If your goods fail inspection at a BCP
If your HRFNAO fail inspection because of risks to animal or public health, they will be destroyed immediately.
If the goods fail for other reasons, the BCP will:
- notify your importer or NI-based agent
- ask your importer or NI-based agent to decide whether your goods should be destroyed or returned to GB
The BCP will not usually contact you directly.
Banned exports or movements of HRFNAO from GB to EU or NI
You will not be able to export to EU or or move NI products listed in regulations:
Grace period for authorised traders moving food from GB to NI
There will be a 3 month grace period from certification through to 1 April 2021 for authorised traders such as supermarkets and their trusted suppliers from 1 January 2021.

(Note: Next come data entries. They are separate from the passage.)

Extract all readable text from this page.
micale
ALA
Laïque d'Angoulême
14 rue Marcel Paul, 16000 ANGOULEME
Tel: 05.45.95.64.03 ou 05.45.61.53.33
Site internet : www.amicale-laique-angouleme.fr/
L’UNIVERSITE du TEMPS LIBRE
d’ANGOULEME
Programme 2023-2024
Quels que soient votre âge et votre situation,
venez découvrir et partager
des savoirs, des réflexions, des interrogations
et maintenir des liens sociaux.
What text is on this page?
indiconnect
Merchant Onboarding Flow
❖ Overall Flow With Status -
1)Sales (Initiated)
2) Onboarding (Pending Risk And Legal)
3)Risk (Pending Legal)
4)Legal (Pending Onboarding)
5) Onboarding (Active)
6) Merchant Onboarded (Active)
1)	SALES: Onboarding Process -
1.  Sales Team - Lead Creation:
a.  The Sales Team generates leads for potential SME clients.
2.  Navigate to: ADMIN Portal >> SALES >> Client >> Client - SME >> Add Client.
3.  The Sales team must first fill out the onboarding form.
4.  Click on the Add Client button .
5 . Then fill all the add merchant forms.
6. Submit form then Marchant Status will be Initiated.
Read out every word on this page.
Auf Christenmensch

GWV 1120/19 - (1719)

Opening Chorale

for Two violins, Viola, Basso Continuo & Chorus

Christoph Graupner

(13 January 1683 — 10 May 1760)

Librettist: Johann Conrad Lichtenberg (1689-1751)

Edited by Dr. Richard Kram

If you're moving HRFNAO from GB to NI, you will not require official certification, such as export health certificates, phytosanitary certificates or marketing standards certification.
The UK government and the NI Department for Agriculture, Environment and Rural Affairs will engage in a rapid exercise to ensure that traders who can benefit from these arrangements are identified prior to 31 December.
The government will not discriminate against smaller suppliers or between different companies in implementing these practical measures.
The following conditions will be attached to these arrangements:
- the goods are packaged for end consumers and they bear a label reading "These products from the United Kingdom may not be marketed outside NI"
- they are destined solely for sale to end consumers in supermarkets located in NI, and they cannot be sold to other operators of the food chain
- they are accompanied by a simplified official certificate globally stating the products meet all the import requirements of EU legislation
- they enter NI through a designated point of entry, where they are submitted to a systematic documentary check and to a risk-based identity check on a selection of items in the means of transport
- they are monitored through a channelling procedure applicable from the designated point of entry to the destination supermarket in NI
Exporting HRFNAO from Northern Ireland to the EU
HRFNAO moving between NI and the EU will not have to meet any notification, certification or sampling requirements. The EU will treat this as an intra-EU movement from an sanitary and phytosanitary perspective.